LEOFRIC: I think you noble, virtuous, secret, wise;
else would I not have opened my intent,
which doth so much concern our private good,
to you in private. So it is, my lord.
I have oft noted your discontented gait,
which measured by my own do well declare
the mind that rules your body is not pleased;
and since so sweet a symphony appears ...
betwixt our bodies' discontent, I judge
our mind's disturbance to be only one
caused from the sad neglect of these strange days.
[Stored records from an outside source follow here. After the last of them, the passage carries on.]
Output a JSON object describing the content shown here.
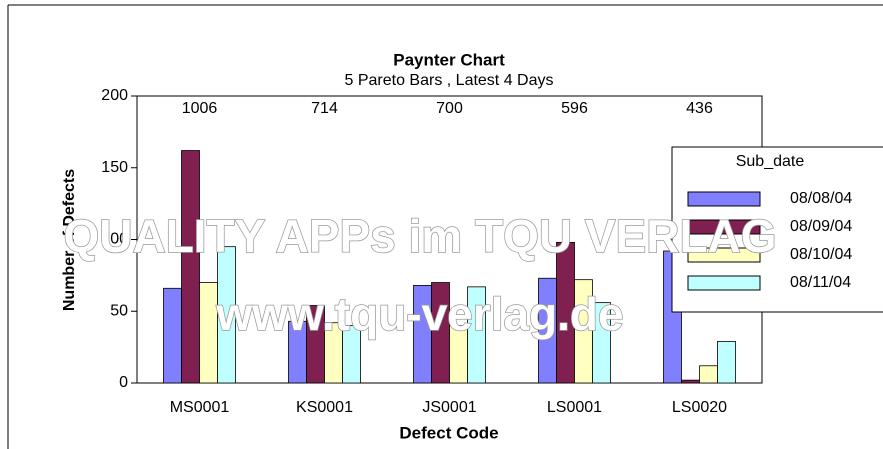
{
  "chart_data": {
    "type": "bar",
    "title": "Paynter Chart",
    "subtitle": "5 Pareto Bars , Latest 4 Days",
    "x_label": "Defect Code",
    "y_label": "Number of Defects",
    "categories": [
      "MS0001",
      "KS0001",
      "JS0001",
      "LS0001",
      "LS0020"
    ],
    "totals": [
      1006,
      714,
      700,
      596,
      436
    ],
    "legend_title": "Sub_date",
    "legend": "right",
    "series": [
      {
        "name": "08/08/04",
        "color": "#8080ff",
        "values": [
          66,
          43,
          68,
          73,
          92
        ]
      },
      {
        "name": "08/09/04",
        "color": "#802050",
        "values": [
          162,
          54,
          70,
          98,
          2
        ]
      },
      {
        "name": "08/10/04",
        "color": "#ffffc0",
        "values": [
          70,
          42,
          40,
          72,
          12
        ]
      },
      {
        "name": "08/11/04",
        "color": "#c0ffff",
        "values": [
          95,
          40,
          67,
          56,
          29
        ]
      }
    ],
    "ylim": [
      0,
      200
    ],
    "yticks": [
      0,
      50,
      100,
      150,
      200
    ],
    "grid": false
  },
  "watermark": [
    "QUALITY APPs im TQU VERLAG",
    "www.tqu-verlag.de"
  ]
}
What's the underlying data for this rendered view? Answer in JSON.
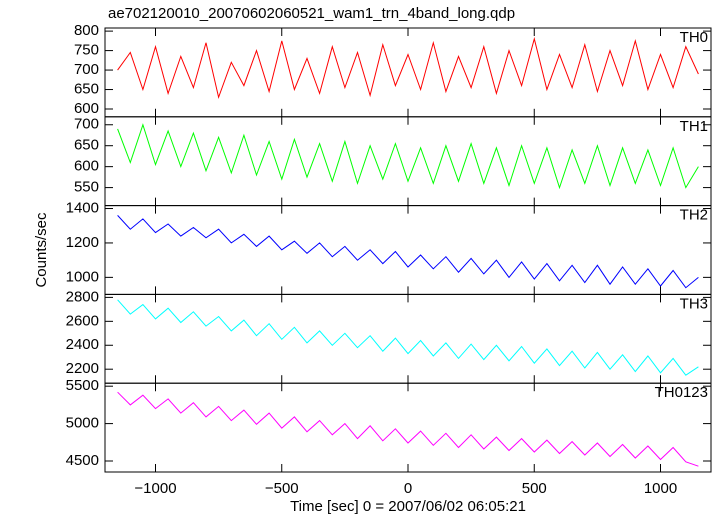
{
  "chart_data": {
    "type": "line",
    "title": "ae702120010_20070602060521_wam1_trn_4band_long.qdp",
    "xlabel": "Time [sec] 0 = 2007/06/02 06:05:21",
    "ylabel": "Counts/sec",
    "xlim": [
      -1200,
      1200
    ],
    "xticks": [
      {
        "value": -1000,
        "label": "−1000"
      },
      {
        "value": -500,
        "label": "−500"
      },
      0,
      500,
      1000
    ],
    "x": [
      -1150,
      -1100,
      -1050,
      -1000,
      -950,
      -900,
      -850,
      -800,
      -750,
      -700,
      -650,
      -600,
      -550,
      -500,
      -450,
      -400,
      -350,
      -300,
      -250,
      -200,
      -150,
      -100,
      -50,
      0,
      50,
      100,
      150,
      200,
      250,
      300,
      350,
      400,
      450,
      500,
      550,
      600,
      650,
      700,
      750,
      800,
      850,
      900,
      950,
      1000,
      1050,
      1100,
      1150
    ],
    "panels": [
      {
        "name": "TH0",
        "color": "#ff0000",
        "ylim": [
          580,
          808
        ],
        "yticks": [
          600,
          650,
          700,
          750,
          800
        ],
        "values": [
          700,
          745,
          650,
          760,
          640,
          735,
          655,
          770,
          630,
          720,
          660,
          750,
          645,
          775,
          650,
          730,
          640,
          760,
          655,
          745,
          635,
          765,
          660,
          740,
          650,
          770,
          645,
          735,
          655,
          760,
          640,
          750,
          660,
          780,
          650,
          740,
          655,
          765,
          645,
          750,
          660,
          775,
          650,
          740,
          655,
          760,
          690
        ]
      },
      {
        "name": "TH1",
        "color": "#00ff00",
        "ylim": [
          507,
          719
        ],
        "yticks": [
          550,
          600,
          650,
          700
        ],
        "values": [
          690,
          610,
          700,
          605,
          685,
          600,
          680,
          590,
          670,
          585,
          675,
          580,
          660,
          570,
          665,
          575,
          655,
          565,
          660,
          560,
          650,
          570,
          655,
          565,
          645,
          560,
          650,
          565,
          655,
          560,
          645,
          555,
          650,
          560,
          645,
          550,
          640,
          560,
          650,
          555,
          645,
          560,
          640,
          555,
          645,
          550,
          600
        ]
      },
      {
        "name": "TH2",
        "color": "#0000ff",
        "ylim": [
          901,
          1417
        ],
        "yticks": [
          1000,
          1200,
          1400
        ],
        "values": [
          1360,
          1280,
          1340,
          1260,
          1310,
          1240,
          1290,
          1230,
          1280,
          1200,
          1250,
          1180,
          1240,
          1160,
          1210,
          1140,
          1200,
          1120,
          1180,
          1100,
          1160,
          1080,
          1150,
          1060,
          1130,
          1050,
          1120,
          1030,
          1110,
          1020,
          1100,
          1000,
          1090,
          990,
          1080,
          980,
          1070,
          970,
          1070,
          960,
          1060,
          960,
          1050,
          950,
          1040,
          940,
          1000
        ]
      },
      {
        "name": "TH3",
        "color": "#00ffff",
        "ylim": [
          2083,
          2825
        ],
        "yticks": [
          2200,
          2400,
          2600,
          2800
        ],
        "values": [
          2780,
          2660,
          2740,
          2620,
          2710,
          2590,
          2680,
          2560,
          2640,
          2520,
          2610,
          2480,
          2580,
          2450,
          2550,
          2420,
          2520,
          2400,
          2500,
          2380,
          2480,
          2350,
          2460,
          2330,
          2440,
          2310,
          2420,
          2290,
          2410,
          2280,
          2400,
          2270,
          2390,
          2250,
          2370,
          2230,
          2350,
          2210,
          2340,
          2200,
          2320,
          2180,
          2310,
          2170,
          2290,
          2150,
          2220
        ]
      },
      {
        "name": "TH0123",
        "color": "#ff00ff",
        "ylim": [
          4353,
          5540
        ],
        "yticks": [
          4500,
          5000,
          5500
        ],
        "values": [
          5420,
          5250,
          5380,
          5200,
          5330,
          5140,
          5280,
          5090,
          5230,
          5040,
          5180,
          4990,
          5140,
          4940,
          5090,
          4890,
          5040,
          4850,
          5000,
          4800,
          4970,
          4770,
          4930,
          4740,
          4900,
          4710,
          4870,
          4680,
          4850,
          4660,
          4820,
          4640,
          4800,
          4620,
          4780,
          4600,
          4760,
          4580,
          4740,
          4560,
          4720,
          4540,
          4700,
          4520,
          4680,
          4490,
          4430
        ]
      }
    ]
  }
}
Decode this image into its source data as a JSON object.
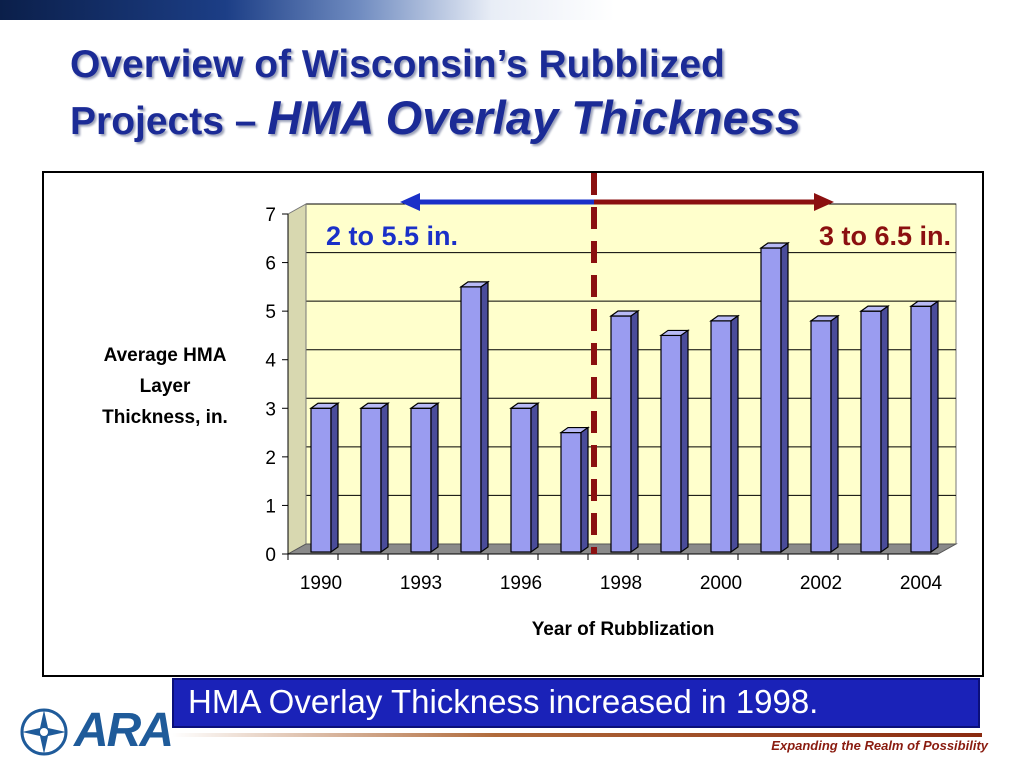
{
  "slide": {
    "title_line1": "Overview of Wisconsin’s Rubblized",
    "title_line2_plain": "Projects – ",
    "title_line2_italic": "HMA Overlay Thickness",
    "footer_text": "HMA Overlay Thickness increased in 1998.",
    "logo_text": "ARA",
    "tagline": "Expanding the Realm of Possibility"
  },
  "colors": {
    "title": "#1b2b96",
    "bar": "#9a9cf0",
    "plot_bg": "#ffffcc",
    "divider": "#8b1010",
    "arrow_left": "#1a30c8",
    "arrow_right": "#8b1010",
    "footer_bg": "#1a22b8"
  },
  "chart_data": {
    "type": "bar",
    "title": "",
    "xlabel": "Year of Rubblization",
    "ylabel": "Average HMA Layer Thickness, in.",
    "ylim": [
      0,
      7
    ],
    "yticks": [
      "0",
      "1",
      "2",
      "3",
      "4",
      "5",
      "6",
      "7"
    ],
    "xtick_labels": [
      "1990",
      "1993",
      "1996",
      "1998",
      "2000",
      "2002",
      "2004"
    ],
    "values": [
      3,
      3,
      3,
      5.5,
      3,
      2.5,
      4.9,
      4.5,
      4.8,
      6.3,
      4.8,
      5.0,
      5.1
    ],
    "grid": true,
    "annotations": {
      "left_range": "2 to 5.5 in.",
      "right_range": "3 to 6.5 in.",
      "divider_after_bar": 6
    }
  }
}
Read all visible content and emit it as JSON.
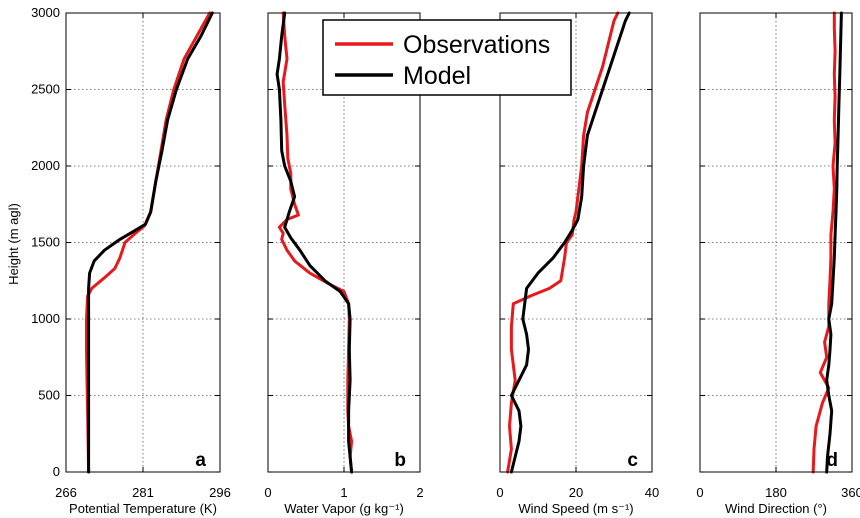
{
  "figure": {
    "ylabel": "Height (m agl)",
    "legend": {
      "placement": "top-center",
      "entries": [
        {
          "label": "Observations",
          "color": "#e8191c"
        },
        {
          "label": "Model",
          "color": "#000000"
        }
      ]
    }
  },
  "chart_data": [
    {
      "type": "line",
      "panel_label": "a",
      "xlabel": "Potential Temperature (K)",
      "ylabel": "Height (m agl)",
      "xlim": [
        266,
        296
      ],
      "ylim": [
        0,
        3000
      ],
      "xticks": [
        266,
        281,
        296
      ],
      "yticks": [
        0,
        500,
        1000,
        1500,
        2000,
        2500,
        3000
      ],
      "grid": true,
      "series": [
        {
          "name": "Observations",
          "color": "#e8191c",
          "points": [
            [
              270.4,
              0
            ],
            [
              270.3,
              200
            ],
            [
              270.2,
              400
            ],
            [
              270.1,
              600
            ],
            [
              270.0,
              800
            ],
            [
              270.0,
              1000
            ],
            [
              270.2,
              1150
            ],
            [
              271.0,
              1200
            ],
            [
              273.5,
              1270
            ],
            [
              275.5,
              1330
            ],
            [
              276.5,
              1400
            ],
            [
              277.5,
              1500
            ],
            [
              279.5,
              1560
            ],
            [
              281.3,
              1610
            ],
            [
              282.5,
              1700
            ],
            [
              283.5,
              1900
            ],
            [
              284.5,
              2100
            ],
            [
              285.5,
              2300
            ],
            [
              287.0,
              2500
            ],
            [
              289.0,
              2700
            ],
            [
              291.5,
              2850
            ],
            [
              294.0,
              3000
            ]
          ]
        },
        {
          "name": "Model",
          "color": "#000000",
          "points": [
            [
              270.4,
              0
            ],
            [
              270.4,
              300
            ],
            [
              270.4,
              600
            ],
            [
              270.4,
              900
            ],
            [
              270.4,
              1200
            ],
            [
              270.6,
              1300
            ],
            [
              271.5,
              1380
            ],
            [
              273.5,
              1450
            ],
            [
              276.5,
              1520
            ],
            [
              279.5,
              1580
            ],
            [
              281.5,
              1620
            ],
            [
              282.5,
              1700
            ],
            [
              283.5,
              1900
            ],
            [
              284.7,
              2100
            ],
            [
              285.8,
              2300
            ],
            [
              287.5,
              2500
            ],
            [
              289.7,
              2700
            ],
            [
              292.3,
              2850
            ],
            [
              294.5,
              3000
            ]
          ]
        }
      ]
    },
    {
      "type": "line",
      "panel_label": "b",
      "xlabel": "Water Vapor (g kg⁻¹)",
      "ylabel": "Height (m agl)",
      "xlim": [
        0,
        2
      ],
      "ylim": [
        0,
        3000
      ],
      "xticks": [
        0,
        1,
        2
      ],
      "yticks": [
        0,
        500,
        1000,
        1500,
        2000,
        2500,
        3000
      ],
      "grid": true,
      "series": [
        {
          "name": "Observations",
          "color": "#e8191c",
          "points": [
            [
              1.1,
              0
            ],
            [
              1.08,
              100
            ],
            [
              1.1,
              200
            ],
            [
              1.06,
              300
            ],
            [
              1.05,
              400
            ],
            [
              1.05,
              600
            ],
            [
              1.06,
              800
            ],
            [
              1.07,
              1000
            ],
            [
              1.06,
              1100
            ],
            [
              1.0,
              1180
            ],
            [
              0.8,
              1230
            ],
            [
              0.55,
              1300
            ],
            [
              0.35,
              1380
            ],
            [
              0.25,
              1450
            ],
            [
              0.18,
              1520
            ],
            [
              0.2,
              1560
            ],
            [
              0.15,
              1600
            ],
            [
              0.25,
              1650
            ],
            [
              0.4,
              1680
            ],
            [
              0.35,
              1750
            ],
            [
              0.3,
              1850
            ],
            [
              0.3,
              1950
            ],
            [
              0.26,
              2050
            ],
            [
              0.25,
              2200
            ],
            [
              0.22,
              2400
            ],
            [
              0.2,
              2550
            ],
            [
              0.25,
              2700
            ],
            [
              0.22,
              2850
            ],
            [
              0.2,
              3000
            ]
          ]
        },
        {
          "name": "Model",
          "color": "#000000",
          "points": [
            [
              1.1,
              0
            ],
            [
              1.06,
              200
            ],
            [
              1.06,
              400
            ],
            [
              1.08,
              600
            ],
            [
              1.07,
              800
            ],
            [
              1.08,
              1000
            ],
            [
              1.06,
              1100
            ],
            [
              0.95,
              1180
            ],
            [
              0.75,
              1250
            ],
            [
              0.55,
              1350
            ],
            [
              0.42,
              1450
            ],
            [
              0.3,
              1530
            ],
            [
              0.22,
              1600
            ],
            [
              0.28,
              1700
            ],
            [
              0.35,
              1800
            ],
            [
              0.3,
              1900
            ],
            [
              0.22,
              2000
            ],
            [
              0.18,
              2100
            ],
            [
              0.17,
              2300
            ],
            [
              0.15,
              2500
            ],
            [
              0.12,
              2600
            ],
            [
              0.15,
              2700
            ],
            [
              0.18,
              2850
            ],
            [
              0.22,
              3000
            ]
          ]
        }
      ]
    },
    {
      "type": "line",
      "panel_label": "c",
      "xlabel": "Wind Speed (m s⁻¹)",
      "ylabel": "Height (m agl)",
      "xlim": [
        0,
        40
      ],
      "ylim": [
        0,
        3000
      ],
      "xticks": [
        0,
        20,
        40
      ],
      "yticks": [
        0,
        500,
        1000,
        1500,
        2000,
        2500,
        3000
      ],
      "grid": true,
      "series": [
        {
          "name": "Observations",
          "color": "#e8191c",
          "points": [
            [
              2,
              0
            ],
            [
              3,
              150
            ],
            [
              2.5,
              300
            ],
            [
              3,
              450
            ],
            [
              4,
              600
            ],
            [
              3,
              800
            ],
            [
              3,
              950
            ],
            [
              3.5,
              1100
            ],
            [
              8,
              1150
            ],
            [
              13,
              1200
            ],
            [
              16,
              1250
            ],
            [
              17,
              1400
            ],
            [
              17.5,
              1500
            ],
            [
              19,
              1550
            ],
            [
              19.5,
              1650
            ],
            [
              20,
              1700
            ],
            [
              20.5,
              1800
            ],
            [
              21.5,
              2000
            ],
            [
              22,
              2200
            ],
            [
              23,
              2350
            ],
            [
              25,
              2500
            ],
            [
              27,
              2650
            ],
            [
              28,
              2750
            ],
            [
              29,
              2850
            ],
            [
              30,
              2950
            ],
            [
              31,
              3000
            ]
          ]
        },
        {
          "name": "Model",
          "color": "#000000",
          "points": [
            [
              3,
              0
            ],
            [
              4,
              100
            ],
            [
              5,
              200
            ],
            [
              5.5,
              300
            ],
            [
              5,
              400
            ],
            [
              3,
              500
            ],
            [
              5,
              600
            ],
            [
              7,
              700
            ],
            [
              7.5,
              800
            ],
            [
              7,
              900
            ],
            [
              6,
              1000
            ],
            [
              7,
              1200
            ],
            [
              10,
              1300
            ],
            [
              14,
              1400
            ],
            [
              17,
              1500
            ],
            [
              19,
              1580
            ],
            [
              20.5,
              1650
            ],
            [
              21.5,
              1800
            ],
            [
              22,
              2000
            ],
            [
              23,
              2200
            ],
            [
              25,
              2350
            ],
            [
              27,
              2500
            ],
            [
              29,
              2650
            ],
            [
              31,
              2800
            ],
            [
              33,
              2950
            ],
            [
              34,
              3000
            ]
          ]
        }
      ]
    },
    {
      "type": "line",
      "panel_label": "d",
      "xlabel": "Wind Direction (°)",
      "ylabel": "Height (m agl)",
      "xlim": [
        0,
        360
      ],
      "ylim": [
        0,
        3000
      ],
      "xticks": [
        0,
        180,
        360
      ],
      "yticks": [
        0,
        500,
        1000,
        1500,
        2000,
        2500,
        3000
      ],
      "grid": true,
      "series": [
        {
          "name": "Observations",
          "color": "#e8191c",
          "points": [
            [
              268,
              0
            ],
            [
              270,
              150
            ],
            [
              275,
              300
            ],
            [
              290,
              450
            ],
            [
              305,
              550
            ],
            [
              285,
              650
            ],
            [
              300,
              750
            ],
            [
              295,
              850
            ],
            [
              305,
              950
            ],
            [
              305,
              1100
            ],
            [
              308,
              1250
            ],
            [
              310,
              1400
            ],
            [
              310,
              1550
            ],
            [
              315,
              1700
            ],
            [
              318,
              1850
            ],
            [
              315,
              2000
            ],
            [
              320,
              2150
            ],
            [
              318,
              2300
            ],
            [
              320,
              2450
            ],
            [
              318,
              2600
            ],
            [
              320,
              2750
            ],
            [
              318,
              2900
            ],
            [
              318,
              3000
            ]
          ]
        },
        {
          "name": "Model",
          "color": "#000000",
          "points": [
            [
              300,
              0
            ],
            [
              302,
              100
            ],
            [
              308,
              250
            ],
            [
              312,
              400
            ],
            [
              305,
              500
            ],
            [
              300,
              600
            ],
            [
              305,
              700
            ],
            [
              308,
              800
            ],
            [
              310,
              900
            ],
            [
              305,
              1000
            ],
            [
              312,
              1100
            ],
            [
              315,
              1250
            ],
            [
              318,
              1400
            ],
            [
              320,
              1550
            ],
            [
              322,
              1700
            ],
            [
              324,
              1850
            ],
            [
              325,
              2000
            ],
            [
              327,
              2200
            ],
            [
              329,
              2400
            ],
            [
              331,
              2600
            ],
            [
              333,
              2800
            ],
            [
              335,
              3000
            ]
          ]
        }
      ]
    }
  ]
}
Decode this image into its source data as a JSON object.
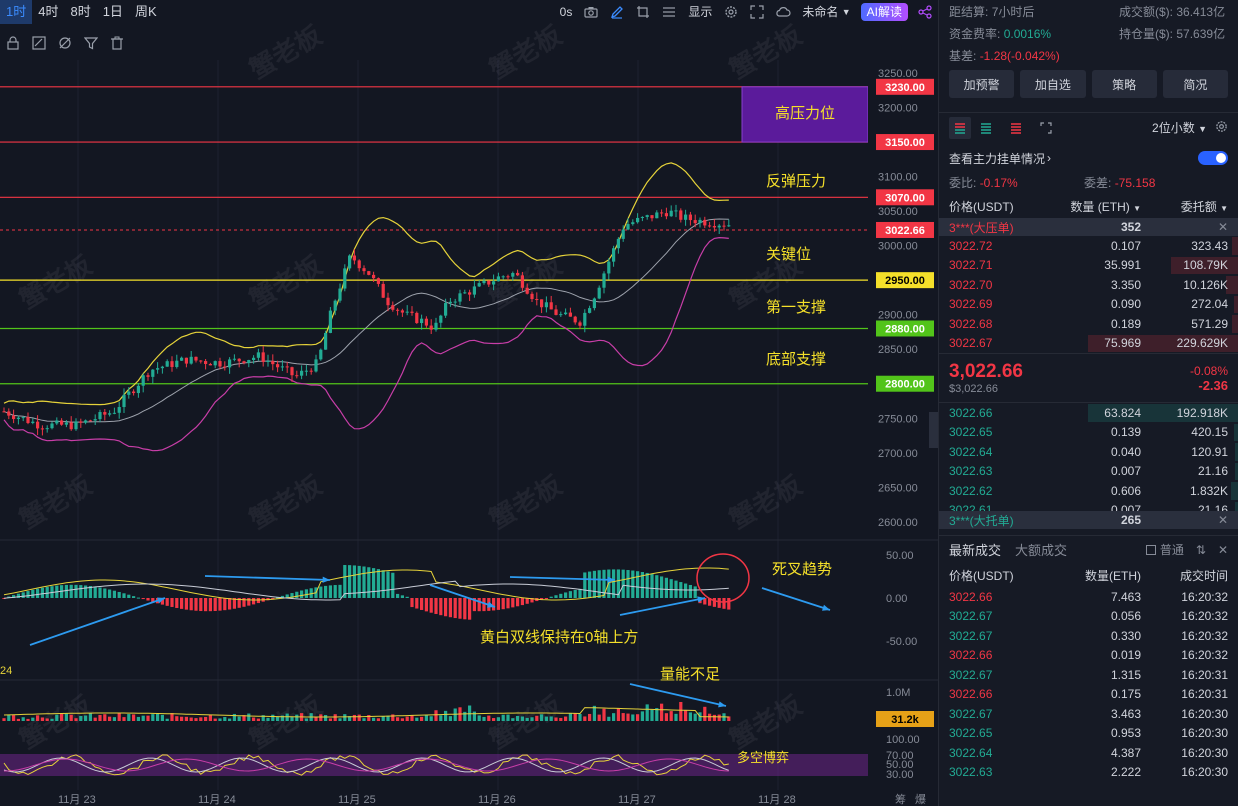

Oh what a grief is it to noble bloods
to see each base-born groom promoted up,
each dunghill brat arreared to dignity,
each flatterer esteemed virtuous,
when the true, noble, virtuous gentlemen
are scorned, disgraced and held in obloquy.
Base Edricus, a traitor to his king, ...
is held in honor: we two trusty subjects
are feared, suspected, and have liberty
only to live, yet not in liberty;
for what is it but prisonment or worse
whenas our children, blood of our own blood,
are kept close prisoners, pledges for our faiths?
King Edmund, who indeed is our true king,
for good regard of merit and desert,
for honor, fame and true nobility,
is rightly termed mirror of majesty. ...
Canutus is a prudent, noble prince
and loves to hear him called so, too, too much
but I will tell you this: as long as we
take part against our sovereign Ironside,
we are but traitors, therefore --
TURKILLUS: Stay, noble Chester, for I spy your drift.